The reason why the computer exists is to do something. The case itself is just a doorstop without the processing power and problem solving locked within.

The computer case is like our planet. Without the people, the trees, the water and all the fun stuff that a living planet has, it would be pretty inert like Mars. Mars is like a computer that won’t turn on. It’s cool to explore, but that’s about it.

Since we have so many people on our planet, we have an opportunity to solve problems and then set those solutions in stone. That’s why we are seeing such reforms of culture happening so quickly. Our civilization can produce enough finished products to satisfy needs across the board, we just haven’t perfected how to balance this with our environment. Also there’s always the question of who flips the burgers and who eats them. Do we create robots to flip the burgers? Would someone want that job? Who gets to say what jobs are necessary are meaningful and which aren’t? At some point the mind keeps going in circles of though experiment until eventually the mind rests upon some kind of taboo. What makes a person a person? Is there life after death? What’s more relevant to an actual person, the body or the soul of that person? My thoughts on this is simple: Stop caring about the taboos because they will always be there and their solutions will become more easily visible if we increase our maturity level as a whole.

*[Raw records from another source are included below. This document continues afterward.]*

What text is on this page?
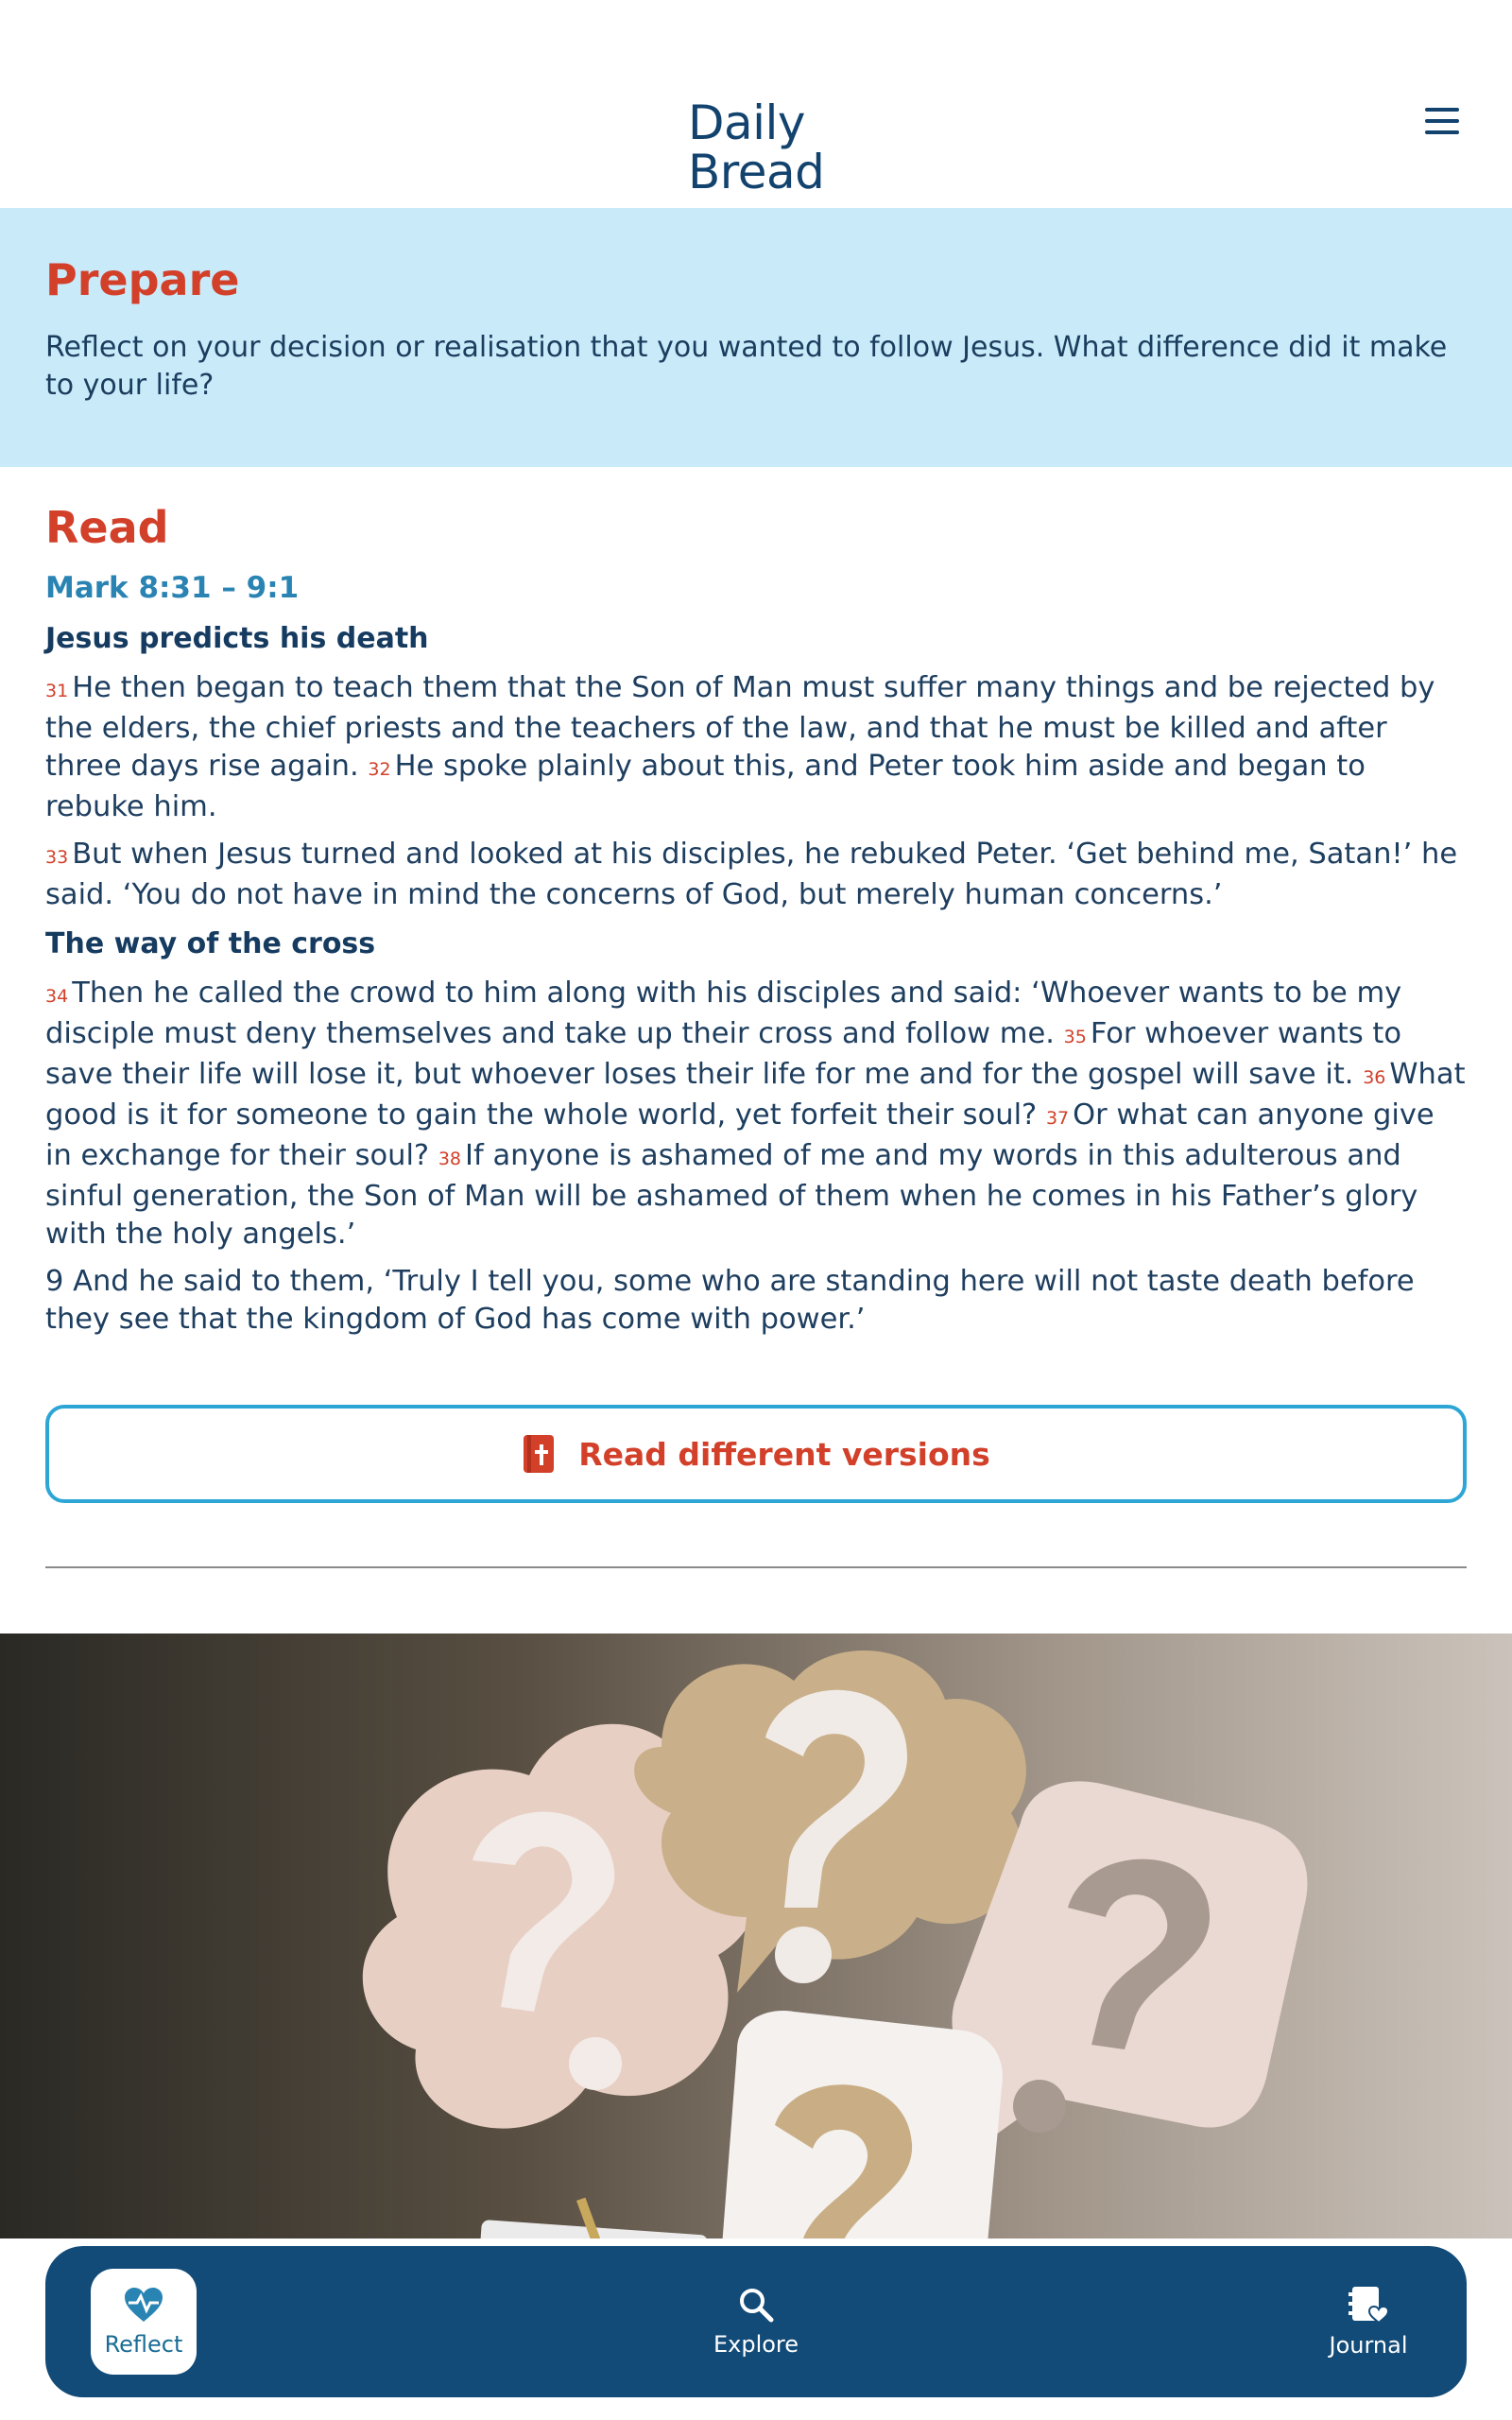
Daily
Bread
Prepare

Reflect on your decision or realisation that you wanted to follow Jesus. What difference did it make to your life?

Read
Mark 8:31 – 9:1
Jesus predicts his death

31 He then began to teach them that the Son of Man must suffer many things and be rejected by the elders, the chief priests and the teachers of the law, and that he must be killed and after three days rise again. 32 He spoke plainly about this, and Peter took him aside and began to rebuke him.

33 But when Jesus turned and looked at his disciples, he rebuked Peter. ‘Get behind me, Satan!’ he said. ‘You do not have in mind the concerns of God, but merely human concerns.’

The way of the cross

34 Then he called the crowd to him along with his disciples and said: ‘Whoever wants to be my disciple must deny themselves and take up their cross and follow me. 35 For whoever wants to save their life will lose it, but whoever loses their life for me and for the gospel will save it. 36 What good is it for someone to gain the whole world, yet forfeit their soul? 37 Or what can anyone give in exchange for their soul? 38 If anyone is ashamed of me and my words in this adulterous and sinful generation, the Son of Man will be ashamed of them when he comes in his Father’s glory with the holy angels.’

9 And he said to them, ‘Truly I tell you, some who are standing here will not taste death before they see that the kingdom of God has come with power.’

Read different versions
Reflect	Explore	Journal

By this I mean, let’s focus on some simpler issues and then codify those solutions as quickly as possible. Some ways this is happening is of course the open source movement. People I think are getting as bored as I am lately and they’re just answering questions and solving computer programming problems on a massive collaborative scale. We really need to see this happen in areas outside of computer programming such as physics, botany, optics, and other more mechanical and natural sciences. The problem of why we don’t see more collaboration on these issues even though the open source movement has been extremely successful is because things in the real world are expensive. 3D printers, expensive tools, drills, all these things cost money, time, a safe space. And there are also lucrative benefits to keeping certain technologies secret during their development. This is completely natural and I understand this. I personally would love to strike it rich from developing some technological doo-dad and then patenting it etc. But I think sometimes it is easy to self-defeat one’s creativity by worrying too much about monetization of a project instead of the process for completion of the project.